Ungewohntes aus der Folk-Bubble
Solche Inhalte oder Stimmungen in tanzbaren Violin-Exzessen wie „Master Crowley’s“ zu parken klingt, zumindest außerhalb der Irish-Folk-Bubble, ungewohnt und macht das Ganze weit attraktiver als zum gefühlt 1000x alte Pogues-Klamotten aufzuwärmen (die natürlich ebenfalls toll sind!). Zumal, wenn wie innerhalb dieses Stückes ein post-rockiger Einschub das Party-Idyll bedroht, welcher anschließend eine Synthese eingeht mit den traditionelleren Klängen. Bösartig gut.
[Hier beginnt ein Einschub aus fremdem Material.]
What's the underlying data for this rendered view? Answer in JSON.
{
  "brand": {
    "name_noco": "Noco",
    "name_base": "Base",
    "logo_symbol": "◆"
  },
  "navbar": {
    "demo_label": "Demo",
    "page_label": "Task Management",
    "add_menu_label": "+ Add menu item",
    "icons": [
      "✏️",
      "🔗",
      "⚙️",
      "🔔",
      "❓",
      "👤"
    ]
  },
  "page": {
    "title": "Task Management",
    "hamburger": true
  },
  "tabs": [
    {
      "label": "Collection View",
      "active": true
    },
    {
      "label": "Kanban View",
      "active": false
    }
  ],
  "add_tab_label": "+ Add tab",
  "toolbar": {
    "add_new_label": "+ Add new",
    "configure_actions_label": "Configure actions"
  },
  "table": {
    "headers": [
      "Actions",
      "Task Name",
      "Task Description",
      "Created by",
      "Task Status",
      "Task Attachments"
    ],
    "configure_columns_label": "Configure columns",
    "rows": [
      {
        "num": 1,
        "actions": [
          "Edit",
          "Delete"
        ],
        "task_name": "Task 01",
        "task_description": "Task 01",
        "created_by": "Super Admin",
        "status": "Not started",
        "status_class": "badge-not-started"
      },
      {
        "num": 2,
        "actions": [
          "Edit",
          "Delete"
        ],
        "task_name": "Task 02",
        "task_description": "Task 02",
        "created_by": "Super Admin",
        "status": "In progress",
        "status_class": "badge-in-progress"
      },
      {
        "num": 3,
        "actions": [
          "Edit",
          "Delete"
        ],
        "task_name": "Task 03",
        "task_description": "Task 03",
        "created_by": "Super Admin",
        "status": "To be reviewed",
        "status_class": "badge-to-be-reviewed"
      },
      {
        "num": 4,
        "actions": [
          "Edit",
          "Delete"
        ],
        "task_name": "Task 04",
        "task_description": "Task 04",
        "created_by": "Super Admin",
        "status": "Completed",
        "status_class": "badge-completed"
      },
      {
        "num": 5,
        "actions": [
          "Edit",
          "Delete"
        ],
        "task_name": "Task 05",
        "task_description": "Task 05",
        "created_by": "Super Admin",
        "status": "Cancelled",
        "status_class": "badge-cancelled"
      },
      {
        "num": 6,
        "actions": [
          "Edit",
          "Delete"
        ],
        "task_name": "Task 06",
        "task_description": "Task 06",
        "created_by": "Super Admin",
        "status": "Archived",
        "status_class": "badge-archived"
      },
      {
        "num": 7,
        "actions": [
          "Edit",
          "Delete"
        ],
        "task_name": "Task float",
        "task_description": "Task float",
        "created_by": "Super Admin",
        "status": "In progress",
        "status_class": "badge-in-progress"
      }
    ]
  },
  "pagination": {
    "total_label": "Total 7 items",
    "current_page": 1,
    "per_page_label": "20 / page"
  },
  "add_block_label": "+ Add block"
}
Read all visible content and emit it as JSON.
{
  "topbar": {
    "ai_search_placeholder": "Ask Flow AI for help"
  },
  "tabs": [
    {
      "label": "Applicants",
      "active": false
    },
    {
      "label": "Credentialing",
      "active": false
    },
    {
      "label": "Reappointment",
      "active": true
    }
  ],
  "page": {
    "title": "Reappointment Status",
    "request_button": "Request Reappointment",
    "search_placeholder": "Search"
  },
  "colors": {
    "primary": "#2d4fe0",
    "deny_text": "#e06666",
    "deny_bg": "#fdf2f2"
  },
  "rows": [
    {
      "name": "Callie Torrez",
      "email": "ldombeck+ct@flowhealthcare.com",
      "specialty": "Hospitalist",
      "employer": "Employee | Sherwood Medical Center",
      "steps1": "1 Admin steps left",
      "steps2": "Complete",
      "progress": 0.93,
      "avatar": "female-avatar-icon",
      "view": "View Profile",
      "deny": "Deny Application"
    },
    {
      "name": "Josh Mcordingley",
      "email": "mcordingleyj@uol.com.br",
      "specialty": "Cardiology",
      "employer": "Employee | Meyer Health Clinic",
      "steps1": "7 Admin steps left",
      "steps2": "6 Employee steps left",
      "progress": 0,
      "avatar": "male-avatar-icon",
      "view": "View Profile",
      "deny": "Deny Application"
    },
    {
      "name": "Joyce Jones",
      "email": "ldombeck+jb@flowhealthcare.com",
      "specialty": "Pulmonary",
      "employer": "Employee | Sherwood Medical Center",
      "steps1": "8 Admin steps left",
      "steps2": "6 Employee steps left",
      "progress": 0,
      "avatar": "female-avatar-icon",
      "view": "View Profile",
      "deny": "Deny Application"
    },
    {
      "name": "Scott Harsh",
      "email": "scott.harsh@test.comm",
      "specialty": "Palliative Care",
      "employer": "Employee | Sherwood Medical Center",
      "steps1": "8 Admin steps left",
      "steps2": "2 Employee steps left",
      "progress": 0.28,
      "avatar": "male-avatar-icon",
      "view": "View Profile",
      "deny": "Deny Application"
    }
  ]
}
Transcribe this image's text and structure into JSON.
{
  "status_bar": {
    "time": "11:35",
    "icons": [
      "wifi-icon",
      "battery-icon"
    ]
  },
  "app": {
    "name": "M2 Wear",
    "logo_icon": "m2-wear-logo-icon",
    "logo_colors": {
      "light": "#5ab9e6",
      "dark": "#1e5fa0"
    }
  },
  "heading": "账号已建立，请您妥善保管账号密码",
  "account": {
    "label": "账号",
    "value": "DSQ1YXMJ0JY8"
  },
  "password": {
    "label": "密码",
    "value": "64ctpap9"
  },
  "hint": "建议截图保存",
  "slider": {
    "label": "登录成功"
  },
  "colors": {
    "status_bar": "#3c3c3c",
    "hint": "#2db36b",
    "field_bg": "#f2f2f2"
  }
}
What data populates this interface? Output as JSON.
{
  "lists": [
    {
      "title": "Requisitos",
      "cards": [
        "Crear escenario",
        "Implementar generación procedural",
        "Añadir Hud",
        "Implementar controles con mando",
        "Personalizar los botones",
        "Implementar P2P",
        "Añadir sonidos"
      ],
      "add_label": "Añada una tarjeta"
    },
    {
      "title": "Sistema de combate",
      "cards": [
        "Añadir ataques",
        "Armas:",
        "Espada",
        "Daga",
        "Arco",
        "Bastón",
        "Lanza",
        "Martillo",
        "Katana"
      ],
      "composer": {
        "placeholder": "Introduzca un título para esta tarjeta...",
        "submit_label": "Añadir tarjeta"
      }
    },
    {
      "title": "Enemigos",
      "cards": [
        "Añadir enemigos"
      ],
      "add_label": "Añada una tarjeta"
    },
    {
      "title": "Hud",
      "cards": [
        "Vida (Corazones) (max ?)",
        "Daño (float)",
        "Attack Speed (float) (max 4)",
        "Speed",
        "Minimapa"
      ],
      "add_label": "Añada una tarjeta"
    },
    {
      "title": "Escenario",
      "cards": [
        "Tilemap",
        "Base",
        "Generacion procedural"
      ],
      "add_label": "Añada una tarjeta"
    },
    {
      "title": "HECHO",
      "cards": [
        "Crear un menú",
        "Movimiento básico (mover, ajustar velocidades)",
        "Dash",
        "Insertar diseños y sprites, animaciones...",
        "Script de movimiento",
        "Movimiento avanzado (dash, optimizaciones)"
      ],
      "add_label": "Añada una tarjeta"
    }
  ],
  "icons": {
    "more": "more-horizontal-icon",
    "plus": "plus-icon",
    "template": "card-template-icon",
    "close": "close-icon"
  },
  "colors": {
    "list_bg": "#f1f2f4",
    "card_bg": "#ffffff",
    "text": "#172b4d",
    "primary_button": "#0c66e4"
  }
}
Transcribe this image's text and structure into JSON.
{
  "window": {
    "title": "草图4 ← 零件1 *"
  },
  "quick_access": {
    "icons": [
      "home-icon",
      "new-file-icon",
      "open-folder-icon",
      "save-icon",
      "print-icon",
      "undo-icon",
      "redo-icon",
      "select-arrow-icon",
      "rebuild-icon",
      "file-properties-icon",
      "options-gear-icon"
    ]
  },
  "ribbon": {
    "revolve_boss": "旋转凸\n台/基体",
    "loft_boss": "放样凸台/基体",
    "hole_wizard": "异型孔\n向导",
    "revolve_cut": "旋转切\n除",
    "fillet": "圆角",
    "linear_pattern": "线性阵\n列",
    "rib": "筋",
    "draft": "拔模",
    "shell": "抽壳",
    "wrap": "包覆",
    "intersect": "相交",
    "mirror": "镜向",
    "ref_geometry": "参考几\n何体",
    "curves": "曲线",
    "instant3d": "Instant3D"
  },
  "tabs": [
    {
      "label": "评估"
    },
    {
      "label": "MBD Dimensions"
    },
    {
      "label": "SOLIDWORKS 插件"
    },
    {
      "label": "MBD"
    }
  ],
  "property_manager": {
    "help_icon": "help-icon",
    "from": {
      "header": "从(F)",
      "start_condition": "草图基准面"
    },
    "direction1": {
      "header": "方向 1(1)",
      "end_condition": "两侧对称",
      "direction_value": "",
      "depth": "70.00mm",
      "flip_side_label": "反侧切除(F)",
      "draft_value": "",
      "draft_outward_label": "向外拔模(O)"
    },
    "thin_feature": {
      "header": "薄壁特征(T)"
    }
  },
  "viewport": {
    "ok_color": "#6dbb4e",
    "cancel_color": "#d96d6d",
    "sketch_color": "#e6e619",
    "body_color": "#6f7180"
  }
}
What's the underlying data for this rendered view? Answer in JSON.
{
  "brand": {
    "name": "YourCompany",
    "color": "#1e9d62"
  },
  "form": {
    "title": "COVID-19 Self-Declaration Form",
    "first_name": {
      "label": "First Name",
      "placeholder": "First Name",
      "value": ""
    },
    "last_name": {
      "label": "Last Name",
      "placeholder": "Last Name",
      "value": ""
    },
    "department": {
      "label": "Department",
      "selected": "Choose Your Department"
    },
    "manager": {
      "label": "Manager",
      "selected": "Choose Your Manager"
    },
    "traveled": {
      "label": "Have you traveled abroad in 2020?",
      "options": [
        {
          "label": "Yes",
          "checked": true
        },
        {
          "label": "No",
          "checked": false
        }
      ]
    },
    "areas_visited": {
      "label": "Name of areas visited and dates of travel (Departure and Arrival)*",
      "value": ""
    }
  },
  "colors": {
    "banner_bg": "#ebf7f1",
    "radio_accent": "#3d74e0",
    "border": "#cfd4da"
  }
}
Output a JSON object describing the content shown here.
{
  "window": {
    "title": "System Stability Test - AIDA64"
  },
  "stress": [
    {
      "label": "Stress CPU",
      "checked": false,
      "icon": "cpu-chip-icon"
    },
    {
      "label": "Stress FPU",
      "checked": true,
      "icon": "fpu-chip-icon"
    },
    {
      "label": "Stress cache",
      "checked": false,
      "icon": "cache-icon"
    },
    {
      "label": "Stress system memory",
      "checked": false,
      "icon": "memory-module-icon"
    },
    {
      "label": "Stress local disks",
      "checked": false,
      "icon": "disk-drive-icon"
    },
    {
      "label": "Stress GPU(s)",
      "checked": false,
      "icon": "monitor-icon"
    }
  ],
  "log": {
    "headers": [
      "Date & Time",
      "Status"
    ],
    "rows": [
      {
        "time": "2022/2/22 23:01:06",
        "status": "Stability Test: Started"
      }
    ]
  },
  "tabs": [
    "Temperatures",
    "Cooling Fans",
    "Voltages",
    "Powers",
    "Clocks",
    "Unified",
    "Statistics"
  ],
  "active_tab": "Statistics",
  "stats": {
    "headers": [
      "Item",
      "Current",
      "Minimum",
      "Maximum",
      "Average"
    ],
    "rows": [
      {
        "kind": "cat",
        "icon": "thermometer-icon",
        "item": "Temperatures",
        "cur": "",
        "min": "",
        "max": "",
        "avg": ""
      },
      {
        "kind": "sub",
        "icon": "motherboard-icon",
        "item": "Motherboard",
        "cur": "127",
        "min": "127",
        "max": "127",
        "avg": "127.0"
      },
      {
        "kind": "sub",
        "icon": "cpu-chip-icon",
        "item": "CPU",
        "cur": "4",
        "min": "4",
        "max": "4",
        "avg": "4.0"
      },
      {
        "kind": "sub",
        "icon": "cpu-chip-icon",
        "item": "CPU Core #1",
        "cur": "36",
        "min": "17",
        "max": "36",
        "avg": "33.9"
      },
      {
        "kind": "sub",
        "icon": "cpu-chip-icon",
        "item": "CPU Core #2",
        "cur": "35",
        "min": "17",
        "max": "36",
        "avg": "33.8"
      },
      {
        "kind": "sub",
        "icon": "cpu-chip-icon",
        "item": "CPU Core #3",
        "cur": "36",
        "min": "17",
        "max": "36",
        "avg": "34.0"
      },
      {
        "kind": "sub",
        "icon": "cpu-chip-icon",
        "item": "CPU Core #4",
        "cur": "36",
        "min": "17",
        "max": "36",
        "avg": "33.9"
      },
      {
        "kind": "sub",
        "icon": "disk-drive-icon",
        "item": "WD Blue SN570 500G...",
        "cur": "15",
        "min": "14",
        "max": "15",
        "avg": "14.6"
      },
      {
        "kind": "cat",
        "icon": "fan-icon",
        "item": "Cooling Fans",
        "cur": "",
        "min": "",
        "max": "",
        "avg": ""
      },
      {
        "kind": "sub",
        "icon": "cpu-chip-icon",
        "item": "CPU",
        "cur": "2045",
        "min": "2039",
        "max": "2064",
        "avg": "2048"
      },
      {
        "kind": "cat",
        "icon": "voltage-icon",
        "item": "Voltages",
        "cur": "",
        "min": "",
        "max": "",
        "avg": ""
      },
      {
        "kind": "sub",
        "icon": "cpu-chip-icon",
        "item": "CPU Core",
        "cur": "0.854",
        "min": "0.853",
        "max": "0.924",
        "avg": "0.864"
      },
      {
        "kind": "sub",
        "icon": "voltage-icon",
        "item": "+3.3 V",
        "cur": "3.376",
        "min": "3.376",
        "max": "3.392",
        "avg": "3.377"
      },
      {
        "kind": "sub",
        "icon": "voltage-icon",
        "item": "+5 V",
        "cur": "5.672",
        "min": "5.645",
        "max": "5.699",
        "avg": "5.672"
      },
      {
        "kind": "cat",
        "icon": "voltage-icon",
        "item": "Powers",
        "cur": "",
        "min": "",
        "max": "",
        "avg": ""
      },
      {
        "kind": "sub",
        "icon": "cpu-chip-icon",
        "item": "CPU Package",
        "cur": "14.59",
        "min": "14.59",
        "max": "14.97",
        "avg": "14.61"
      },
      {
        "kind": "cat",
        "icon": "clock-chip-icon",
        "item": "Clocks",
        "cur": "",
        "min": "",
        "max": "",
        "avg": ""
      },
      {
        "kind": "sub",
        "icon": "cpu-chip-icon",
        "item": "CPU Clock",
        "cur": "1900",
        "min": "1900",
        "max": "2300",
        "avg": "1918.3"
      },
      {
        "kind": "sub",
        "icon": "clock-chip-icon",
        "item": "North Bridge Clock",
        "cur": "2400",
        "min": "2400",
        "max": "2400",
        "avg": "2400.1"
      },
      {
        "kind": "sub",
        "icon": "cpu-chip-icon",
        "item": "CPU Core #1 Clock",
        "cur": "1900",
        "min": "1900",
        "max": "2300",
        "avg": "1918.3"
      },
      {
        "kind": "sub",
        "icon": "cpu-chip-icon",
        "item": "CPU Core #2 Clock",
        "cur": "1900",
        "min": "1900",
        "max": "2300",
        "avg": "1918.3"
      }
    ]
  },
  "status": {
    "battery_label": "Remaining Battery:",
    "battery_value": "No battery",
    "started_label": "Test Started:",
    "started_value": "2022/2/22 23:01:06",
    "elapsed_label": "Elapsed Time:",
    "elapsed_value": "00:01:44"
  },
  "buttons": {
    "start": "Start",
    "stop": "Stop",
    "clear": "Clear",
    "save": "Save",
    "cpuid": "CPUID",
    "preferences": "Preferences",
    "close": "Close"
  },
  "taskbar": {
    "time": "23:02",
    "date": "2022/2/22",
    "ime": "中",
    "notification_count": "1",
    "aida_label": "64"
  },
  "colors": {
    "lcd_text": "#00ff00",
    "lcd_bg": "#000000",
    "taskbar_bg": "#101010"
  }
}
Entspannung mit Fingerpicking gibt es bei „Netta Perseus“, auch hier verzichtet man allerdings nicht auf ein nahendes Katastrophenszenario – diesmal sind es die Streicher, die Ungutes versprechen. „The New York Trader“, ebenso vorab bereits hörbar, schlägt am ehesten noch die Brücke zur Tradition des Genres wie zum eigenen Werk – Storytelling auf Art der Dubliners, das sich in über sieben Minuten konstant steigert, voluminöser wie gleichermaßen softer wird; am Ende jedoch Fiddle-wie Drehleier-Eskapaden mit tiefen Drones unterlegt und auch damit wieder Unheil evoziert.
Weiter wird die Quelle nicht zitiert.